La lacuna era nella regolazione predefinita, non nell'hardware: perché è importante adattare la configurazione al proprio audiogramma
Questo studio giunge a un punto specifico: gli auricolari potevano raggiungere gli obiettivi clinici, ma solo una volta che la regolazione era stata adattata all'audiogramma dell'utente, mentre l'autoregolazione predefinita risultava insufficiente. Questo è esattamente il problema che una regolazione guidata e basata su misurazioni è pensata per risolvere. Tra gli apparecchi acustici OTC autoregolabili, il Panda Air adotta questo approccio nella sua forma a auricolare. Dopo l'arrivo del dispositivo, l'utente lo abbina all'app Panda, che esegue un test dell'udito specifico per frequenza attraverso lo stesso apparecchio acustico e poi programma il guadagno e la risposta in frequenza in base all'audiogramma risultante, in modo simile a ciò che fa un audiologo durante una regolazione clinica.
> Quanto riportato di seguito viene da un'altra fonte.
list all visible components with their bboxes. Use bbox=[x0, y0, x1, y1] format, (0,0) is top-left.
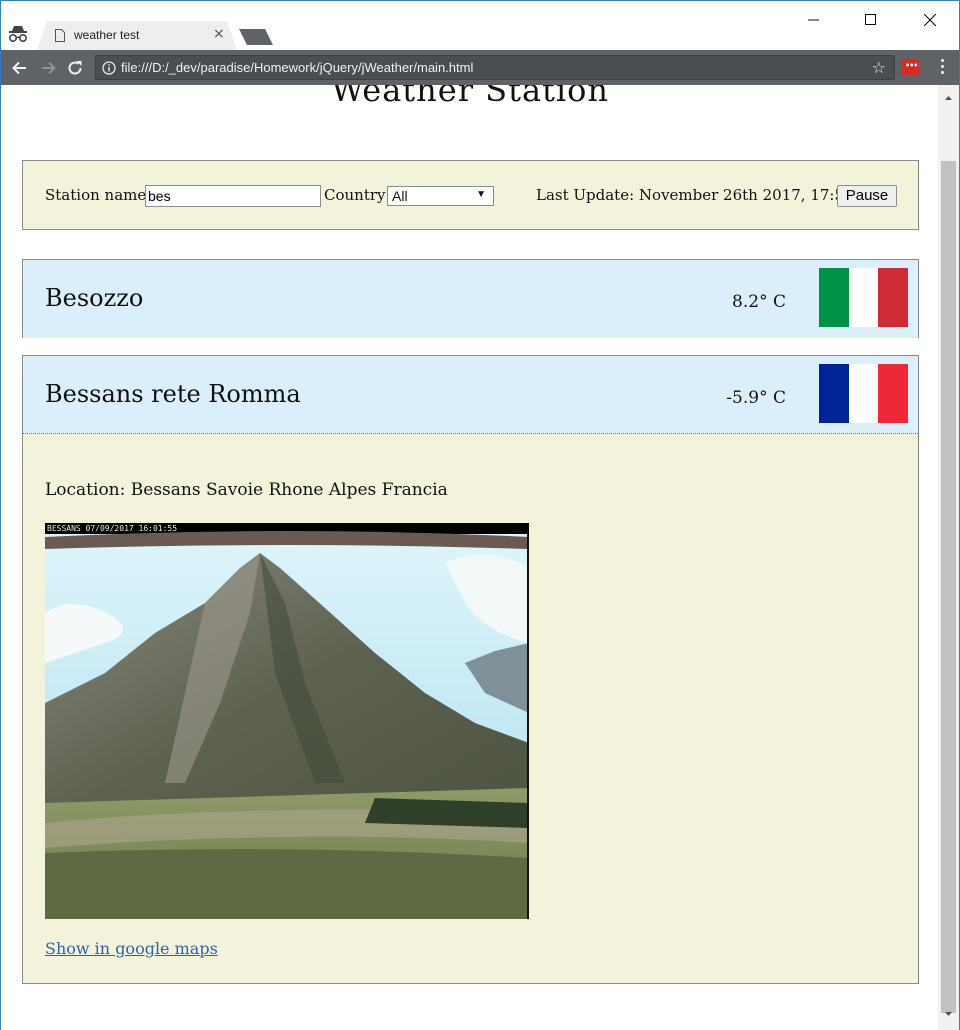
document-icon bbox=[55, 29, 65, 42]
extension-button[interactable]: ••• bbox=[901, 59, 919, 75]
station-card[interactable]: Bessans rete Romma -5.9° C Location: Bes… bbox=[22, 355, 919, 984]
back-arrow-icon[interactable] bbox=[11, 59, 29, 77]
url-text: file:///D:/_dev/paradise/Homework/jQuery… bbox=[121, 60, 474, 75]
station-temperature: 8.2° C bbox=[732, 292, 786, 312]
station-header[interactable]: Bessans rete Romma -5.9° C bbox=[23, 356, 918, 434]
info-icon[interactable] bbox=[102, 61, 116, 75]
tab-close-icon[interactable]: × bbox=[213, 26, 225, 42]
reload-icon[interactable] bbox=[66, 59, 84, 77]
station-header[interactable]: Besozzo 8.2° C bbox=[23, 260, 918, 338]
scroll-up-icon[interactable] bbox=[938, 89, 959, 107]
browser-toolbar: file:///D:/_dev/paradise/Homework/jQuery… bbox=[0, 50, 960, 85]
incognito-icon bbox=[8, 26, 28, 43]
scrollbar-thumb[interactable] bbox=[941, 161, 956, 1013]
italy-flag-icon bbox=[819, 268, 909, 327]
google-maps-link[interactable]: Show in google maps bbox=[45, 939, 218, 958]
tab-title: weather test bbox=[74, 28, 140, 42]
station-temperature: -5.9° C bbox=[726, 388, 786, 408]
country-label: Country bbox=[324, 186, 386, 204]
country-selected-value: All bbox=[392, 188, 408, 204]
last-update-text: Last Update: November 26th 2017, 17:58:1… bbox=[536, 186, 878, 204]
search-panel: Station name Country All ▼ Last Update: … bbox=[22, 160, 919, 230]
page-viewport: Weather Station Station name Country All… bbox=[0, 85, 938, 1030]
star-icon[interactable]: ☆ bbox=[872, 58, 886, 77]
address-bar[interactable]: file:///D:/_dev/paradise/Homework/jQuery… bbox=[95, 55, 895, 80]
close-window-button[interactable] bbox=[907, 9, 953, 31]
scroll-down-icon[interactable] bbox=[938, 1005, 959, 1023]
station-name: Besozzo bbox=[45, 284, 144, 312]
station-name-input[interactable] bbox=[145, 185, 321, 207]
station-location: Location: Bessans Savoie Rhone Alpes Fra… bbox=[45, 480, 448, 500]
station-name: Bessans rete Romma bbox=[45, 380, 301, 408]
maximize-button[interactable] bbox=[848, 9, 894, 31]
vertical-scrollbar[interactable] bbox=[938, 85, 960, 1030]
station-name-label: Station name bbox=[45, 186, 147, 204]
extension-label: ••• bbox=[905, 61, 918, 70]
mountain-photo bbox=[45, 523, 529, 919]
new-tab-button[interactable] bbox=[239, 29, 273, 45]
france-flag-icon bbox=[819, 364, 909, 423]
dropdown-arrow-icon: ▼ bbox=[476, 189, 486, 200]
minimize-button[interactable] bbox=[791, 9, 837, 31]
webcam-timestamp: BESSANS 07/09/2017 16:01:55 bbox=[47, 524, 178, 533]
country-select[interactable]: All ▼ bbox=[387, 186, 494, 206]
station-card[interactable]: Besozzo 8.2° C bbox=[22, 259, 919, 338]
pause-button[interactable]: Pause bbox=[837, 185, 897, 207]
forward-arrow-icon[interactable] bbox=[39, 59, 57, 77]
webcam-image: BESSANS 07/09/2017 16:01:55 bbox=[45, 523, 529, 919]
window-titlebar: weather test × bbox=[0, 0, 960, 51]
browser-tab[interactable]: weather test × bbox=[37, 21, 237, 51]
close-icon bbox=[924, 14, 936, 26]
maximize-icon bbox=[865, 14, 876, 25]
minimize-icon bbox=[808, 19, 819, 21]
page-title: Weather Station bbox=[331, 85, 609, 109]
kebab-menu-icon[interactable] bbox=[938, 58, 946, 76]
La differenza è importante perché sostituisce le supposizioni con una personalizzazione dell'udito basata su app. Invece di trascinare un cursore di volume a banda larga sperando che il bilanciamento sia corretto, la regolazione uditiva specifica per frequenza indirizza l'amplificazione esattamente dove si trova la perdita uditiva di ciascuna persona. Il Panda Air abbina questo approccio di regolazione a una compressione a gamma dinamica ampia a 16 canali e a una riduzione del rumore adattiva multibanda, una custodia di ricarica rapida da 60 ore, una garanzia di 5 anni e una finestra di reso di 45 giorni, in modo che la regolazione possa essere sperimentata nella vita reale prima di impegnarsi definitivamente.
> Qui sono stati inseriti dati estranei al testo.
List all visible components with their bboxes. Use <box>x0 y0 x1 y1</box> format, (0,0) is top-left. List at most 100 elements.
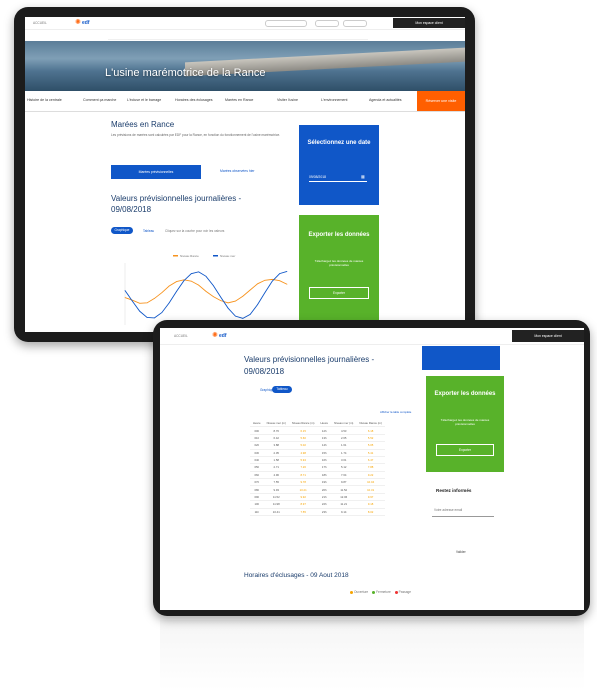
series-point[interactable] <box>205 290 207 292</box>
series-point[interactable] <box>176 290 177 292</box>
export-button[interactable]: Exporter <box>309 287 369 299</box>
header-link-2[interactable]: ACCUEIL <box>174 334 188 338</box>
series-point[interactable] <box>264 292 266 294</box>
nav-item-marees[interactable]: Marées en Rance <box>225 98 253 102</box>
table-cell: 6.47 <box>356 456 385 465</box>
table-cell: 12.06 <box>331 493 357 502</box>
series-point[interactable] <box>146 317 148 318</box>
nav-item-horaires[interactable]: Horaires des éclusages <box>175 98 213 102</box>
series-point[interactable] <box>132 300 133 302</box>
series-point[interactable] <box>161 292 163 294</box>
series-point[interactable] <box>242 295 244 297</box>
series-point[interactable] <box>124 290 126 291</box>
table-cell: 1.58 <box>263 456 289 465</box>
table-cell: 5.12 <box>331 463 357 472</box>
table-note[interactable]: Afficher la table complète <box>380 410 411 414</box>
legend-passage: Passage <box>398 590 412 594</box>
series-point[interactable] <box>213 296 214 298</box>
tab-tableau[interactable]: Tableau <box>143 229 154 233</box>
table-cell: 5.41 <box>356 449 385 457</box>
device-frame-bottom: ACCUEIL ✺ edf Mon espace client Valeurs … <box>153 320 590 616</box>
series-line-1[interactable] <box>124 270 288 319</box>
series-point[interactable] <box>124 297 126 298</box>
newsletter-submit[interactable]: Valider <box>456 550 466 554</box>
tab-tableau-2[interactable]: Tableau <box>272 386 292 393</box>
series-point[interactable] <box>227 302 229 304</box>
series-point[interactable] <box>168 302 170 304</box>
edf-logo-2[interactable]: ✺ edf <box>212 332 227 340</box>
series-point[interactable] <box>190 280 192 282</box>
date-input[interactable]: 09/08/2018 <box>309 175 367 182</box>
export-button-2[interactable]: Exporter <box>436 444 494 456</box>
series-point[interactable] <box>286 271 288 272</box>
table-cell: 11.98 <box>263 500 289 509</box>
series-point[interactable] <box>279 273 280 274</box>
nav-item-ecluse[interactable]: L'écluse et le barrage <box>127 98 161 102</box>
nav-item-agenda[interactable]: Agenda et actualités <box>369 98 402 102</box>
series-point[interactable] <box>205 275 207 277</box>
espace-client-button[interactable]: Mon espace client <box>393 18 465 28</box>
nav-item-histoire[interactable]: Histoire de la centrale <box>27 98 62 102</box>
series-point[interactable] <box>190 273 192 274</box>
series-point[interactable] <box>213 285 214 286</box>
calendar-icon[interactable]: ▦ <box>361 174 365 179</box>
export-card-title: Exporter les données <box>308 232 370 238</box>
table-header-cell: Heure <box>250 420 264 428</box>
series-point[interactable] <box>264 279 266 281</box>
series-point[interactable] <box>257 304 258 305</box>
newsletter-email-field[interactable] <box>432 512 494 517</box>
table-cell: 07h <box>250 478 264 487</box>
series-point[interactable] <box>227 307 229 309</box>
series-point[interactable] <box>139 302 141 304</box>
series-point[interactable] <box>257 283 258 285</box>
eclusage-title: Horaires d'éclusages - 09 Aout 2018 <box>244 572 349 579</box>
series-point[interactable] <box>183 280 185 282</box>
series-point[interactable] <box>198 271 199 273</box>
series-point[interactable] <box>139 310 141 312</box>
series-point[interactable] <box>249 289 251 291</box>
table-row: 02h 3.88 5.02 14h 1.61 5.05 <box>250 441 385 450</box>
table-cell: 01h <box>250 434 264 443</box>
table-cell: 10.41 <box>263 508 289 516</box>
series-point[interactable] <box>154 317 155 319</box>
series-point[interactable] <box>235 315 236 317</box>
series-point[interactable] <box>271 280 273 282</box>
series-point[interactable] <box>198 284 199 286</box>
marees-previsionnelles-button[interactable]: Marées prévisionnelles <box>111 165 201 179</box>
series-point[interactable] <box>242 318 244 319</box>
table-cell: 2.71 <box>263 463 289 472</box>
lang-select[interactable] <box>315 20 339 27</box>
table-cell: 17h <box>317 463 332 472</box>
contact-link[interactable] <box>343 20 367 27</box>
series-point[interactable] <box>161 312 163 313</box>
table-cell: 08h <box>250 485 264 494</box>
table-cell: 11.21 <box>331 500 357 509</box>
edf-logo[interactable]: ✺ edf <box>75 19 90 27</box>
nav-item-visiter[interactable]: Visiter l'usine <box>277 98 298 102</box>
series-point[interactable] <box>235 300 236 302</box>
series-point[interactable] <box>176 281 177 282</box>
search-input[interactable] <box>265 20 307 27</box>
reserver-button[interactable]: Réserver une visite <box>417 91 465 111</box>
logo-text: edf <box>82 20 90 26</box>
table-header-cell: Niveau mer (m) <box>263 420 289 428</box>
table-cell: 20h <box>317 485 332 494</box>
series-point[interactable] <box>154 298 155 299</box>
series-point[interactable] <box>286 283 288 285</box>
table-cell: 23h <box>317 508 332 516</box>
tab-graphique[interactable]: Graphique <box>111 227 133 234</box>
series-point[interactable] <box>271 279 273 280</box>
series-point[interactable] <box>146 302 148 304</box>
table-header-cell: Niveau mer (m) <box>331 420 357 428</box>
series-point[interactable] <box>220 300 222 301</box>
series-point[interactable] <box>249 314 251 315</box>
espace-client-button-2[interactable]: Mon espace client <box>512 330 584 342</box>
nav-item-environnement[interactable]: L'environnement <box>321 98 347 102</box>
header-link[interactable]: ACCUEIL <box>33 21 47 25</box>
marees-observees-link[interactable]: Marées observées hier <box>220 169 255 173</box>
series-point[interactable] <box>168 285 170 287</box>
nav-item-comment[interactable]: Comment ça marche <box>83 98 116 102</box>
series-point[interactable] <box>220 296 222 298</box>
series-point[interactable] <box>279 280 280 282</box>
table-cell: 9.22 <box>356 471 385 480</box>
Un avvertimento da tenere presente: dispositivi da banco come questi sono pensati per la perdita uditiva da lieve a moderata. Le persone con perdita uditiva grave o profonda tendono comunque a trarre il massimo beneficio da una regolazione clinica professionale. Puoi saperne di più sul Panda Air qui.
Limiti di questa ricerca
Si è trattato di uno studio controllato da banco, e la sua portata è volutamente limitata. Le misurazioni sono state effettuate su un manichino acustico anziché su persone reali, quindi catturano l'emissione fisica del dispositivo ma non il modo in cui ascoltatori reali percepiscono, tollerano o traggono beneficio da esso. Sono stati testati solo due audiogrammi standardizzati, entrambi nell'intervallo da lieve a moderato, e la regolazione fine è stata eseguita da un ricercatore che conosceva gli obiettivi prescrittivi, il che non corrisponde al modo in cui un tipico acquirente configurerebbe il dispositivo a casa.
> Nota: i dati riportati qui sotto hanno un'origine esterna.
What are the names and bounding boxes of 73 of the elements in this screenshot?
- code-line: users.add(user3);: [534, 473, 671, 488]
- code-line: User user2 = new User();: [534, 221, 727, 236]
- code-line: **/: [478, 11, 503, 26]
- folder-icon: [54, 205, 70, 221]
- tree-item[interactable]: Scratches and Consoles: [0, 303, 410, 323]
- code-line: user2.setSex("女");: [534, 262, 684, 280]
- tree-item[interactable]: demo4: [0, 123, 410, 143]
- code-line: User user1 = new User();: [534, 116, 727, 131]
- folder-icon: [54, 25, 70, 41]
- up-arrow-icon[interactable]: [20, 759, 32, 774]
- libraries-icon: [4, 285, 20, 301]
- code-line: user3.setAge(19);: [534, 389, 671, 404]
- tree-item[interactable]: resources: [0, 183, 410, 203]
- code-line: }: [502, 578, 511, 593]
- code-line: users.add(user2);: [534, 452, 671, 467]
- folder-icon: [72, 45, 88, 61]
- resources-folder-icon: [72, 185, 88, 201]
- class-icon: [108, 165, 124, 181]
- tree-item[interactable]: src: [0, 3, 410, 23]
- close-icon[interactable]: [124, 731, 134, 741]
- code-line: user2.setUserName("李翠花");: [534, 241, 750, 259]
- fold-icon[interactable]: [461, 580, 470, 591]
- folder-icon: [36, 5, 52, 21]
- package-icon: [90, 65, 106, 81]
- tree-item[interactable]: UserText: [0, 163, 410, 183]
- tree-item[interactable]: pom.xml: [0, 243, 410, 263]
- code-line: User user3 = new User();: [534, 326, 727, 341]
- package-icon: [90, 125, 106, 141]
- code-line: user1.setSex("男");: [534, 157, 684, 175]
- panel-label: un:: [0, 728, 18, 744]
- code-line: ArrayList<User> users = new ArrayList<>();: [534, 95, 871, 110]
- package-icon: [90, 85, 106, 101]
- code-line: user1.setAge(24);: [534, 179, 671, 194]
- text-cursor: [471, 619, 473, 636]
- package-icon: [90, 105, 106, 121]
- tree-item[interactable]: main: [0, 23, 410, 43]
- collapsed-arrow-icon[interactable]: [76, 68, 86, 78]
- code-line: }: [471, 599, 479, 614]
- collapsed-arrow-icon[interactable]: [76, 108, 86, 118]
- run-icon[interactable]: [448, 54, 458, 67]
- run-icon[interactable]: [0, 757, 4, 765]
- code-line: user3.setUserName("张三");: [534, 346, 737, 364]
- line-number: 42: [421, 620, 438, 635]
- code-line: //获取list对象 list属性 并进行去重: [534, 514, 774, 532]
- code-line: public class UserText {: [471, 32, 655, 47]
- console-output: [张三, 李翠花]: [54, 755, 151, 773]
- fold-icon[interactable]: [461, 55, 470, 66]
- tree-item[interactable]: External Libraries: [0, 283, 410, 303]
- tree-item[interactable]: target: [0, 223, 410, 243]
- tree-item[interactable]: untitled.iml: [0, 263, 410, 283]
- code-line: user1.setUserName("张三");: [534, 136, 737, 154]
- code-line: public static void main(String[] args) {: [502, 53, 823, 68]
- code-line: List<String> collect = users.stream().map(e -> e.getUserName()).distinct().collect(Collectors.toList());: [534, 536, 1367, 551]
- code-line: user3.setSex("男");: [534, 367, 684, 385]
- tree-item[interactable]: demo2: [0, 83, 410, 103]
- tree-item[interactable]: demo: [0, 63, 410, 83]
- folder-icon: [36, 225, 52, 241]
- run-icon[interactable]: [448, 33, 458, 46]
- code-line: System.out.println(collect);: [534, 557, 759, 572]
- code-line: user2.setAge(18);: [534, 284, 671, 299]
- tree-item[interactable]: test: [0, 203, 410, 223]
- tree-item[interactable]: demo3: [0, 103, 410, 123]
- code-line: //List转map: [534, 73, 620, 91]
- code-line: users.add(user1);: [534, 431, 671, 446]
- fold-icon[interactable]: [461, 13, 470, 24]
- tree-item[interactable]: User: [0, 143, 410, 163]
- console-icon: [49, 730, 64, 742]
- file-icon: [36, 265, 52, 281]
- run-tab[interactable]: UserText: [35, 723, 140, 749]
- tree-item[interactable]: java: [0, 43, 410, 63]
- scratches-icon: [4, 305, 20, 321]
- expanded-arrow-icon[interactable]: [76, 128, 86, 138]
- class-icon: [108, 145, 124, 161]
Gli stessi autori definiscono il lavoro come preliminare. L'abstract non riporta alcuna fonte di finanziamento commerciale né conflitti di interesse, ma i lettori dovrebbero considerare i risultati come una prova di concetto tecnica e preliminare, non come un verdetto sui risultati nella vita quotidiana. Resta una domanda aperta quanto bene gli utenti che si autoregolano riescano a replicare questi risultati corrispondenti agli obiettivi senza una guida professionale.
Cosa ci lascia questo studio
La conclusione è che gli auricolari di consumo con una modalità apparecchio acustico possono raggiungere gli stessi obiettivi di amplificazione di una regolazione clinica, ma non necessariamente ci arriveranno da soli. Che si stia valutando un auricolare mainstream o un apparecchio acustico da banco progettato appositamente, la domanda da porsi è come il dispositivo decida le proprie impostazioni, e se misuri l'udito dell'utente adattandosi ad esso, invece di lasciarlo inseguire il suono giusto a sensazione.
Huang H, Dalzell T, Picou EM. Does the Apple AirPods Pro 2 hearing aid feature meet prescribed targets for standardized audiograms? International Journal of Audiology. 2026. Retrieved from PubMed. DOI 10.1080/14992027.2026.2685112.